I am doing yoga again, for the first time in eighteen months.
This also, is part of re-entering the world.
You know, all this time, I’ve been going to witchcamp, been doing the personal work, been trying to face the shadow, be fearless, act “as-if”…
All this time, I’ve been hearing my teachers and my beloved friends, even, tell me to listen to what that body knows.
But I had lost mine, in a very real way. Now I am found,again, found my way back -- out of pain, out ofthe simple back-injury fear of picking up a sock, of holding my kid’s hand and being tugged too hard… this sounds too melodramatic. I don’t even want to write this down.
But I am sitting down now, with my laptop on my lap and my body has the fluid, relaxed electricity that only yoga has ever brought me, and I remembered, as I worked my spine through cat-cow, as I pivoted my hips through downward dog, that the nagging feeling of instability that I’ve been feeling, even as so much has been going right, is that I haven’t had my body to depend on. I remember this, because I have it again. Now. Fluid and electric.
Last year, when I had the story of Baba Yaga to guide me through the work of living and writing my way out of shadow, I had an actual this-many-pages-written-down story. A clear and concise rendering of the myth by Clarissa Pinkola Estés, includingan interpretation of the themes at the end, from her wonderful archetypal tome, Women Who Run with the Wolves.

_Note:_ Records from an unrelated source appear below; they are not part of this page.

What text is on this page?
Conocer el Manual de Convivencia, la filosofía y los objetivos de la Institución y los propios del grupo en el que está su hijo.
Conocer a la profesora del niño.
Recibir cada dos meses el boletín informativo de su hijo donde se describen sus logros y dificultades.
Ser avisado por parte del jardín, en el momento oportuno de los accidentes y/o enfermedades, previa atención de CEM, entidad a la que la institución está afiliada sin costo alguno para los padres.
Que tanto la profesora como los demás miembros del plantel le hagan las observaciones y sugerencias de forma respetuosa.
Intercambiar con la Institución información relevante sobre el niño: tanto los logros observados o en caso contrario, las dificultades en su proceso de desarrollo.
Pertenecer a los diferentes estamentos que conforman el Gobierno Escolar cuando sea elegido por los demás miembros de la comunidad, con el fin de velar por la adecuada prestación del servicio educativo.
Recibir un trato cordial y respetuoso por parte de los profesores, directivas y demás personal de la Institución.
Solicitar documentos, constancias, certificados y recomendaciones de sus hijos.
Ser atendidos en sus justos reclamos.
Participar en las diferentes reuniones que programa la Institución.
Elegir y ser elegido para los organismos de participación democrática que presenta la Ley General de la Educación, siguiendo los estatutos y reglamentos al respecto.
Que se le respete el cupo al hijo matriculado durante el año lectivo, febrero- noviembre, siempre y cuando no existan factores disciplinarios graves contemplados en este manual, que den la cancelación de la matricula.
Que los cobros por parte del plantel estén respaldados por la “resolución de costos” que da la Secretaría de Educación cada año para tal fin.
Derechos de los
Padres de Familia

This time, with the Legend of Rhiannon, there is no such short work. There is The Mabinogian, which is far from clear, and The Mabinogian Tetralogy, beautiful but long…
I have been wading through this story this year, not flowing with a sense of the whole, but sticking to images in it, like boots in deep mud: the image of Rhiannon riding slowly and effortlessly, but uncatchable until her love Pwyll uses the power of the word. The image of Pwyll, meeting her before that, when she sits by the well, bathed in golden light, orbited by her three birds, and instills in him the hope he needs to navigate despair and prevail over the forces of darkness.
The image of her hands, smeared with puppy blood.
This is no easy story. It is asking such striving of me. So much more effort.
Why is this body such effort?
Why is this story so elusive and beautiful at the same time?
Only two days ago did I begin to get my hands on the larger themes that were handed to me with last year’s Baba Yaga myth. Only two days ago did I get that this story is about the choice to incarnate, and to take all that comes with being in a body, in this world, with all the suffering and limit and electric, distracting pleasure that it offers.
Now. As I am returning to my breath. To my spine. To the cat cow, the downward dog, the ritual of it all, candles lit, music without words, breath the connection between what was and what will be.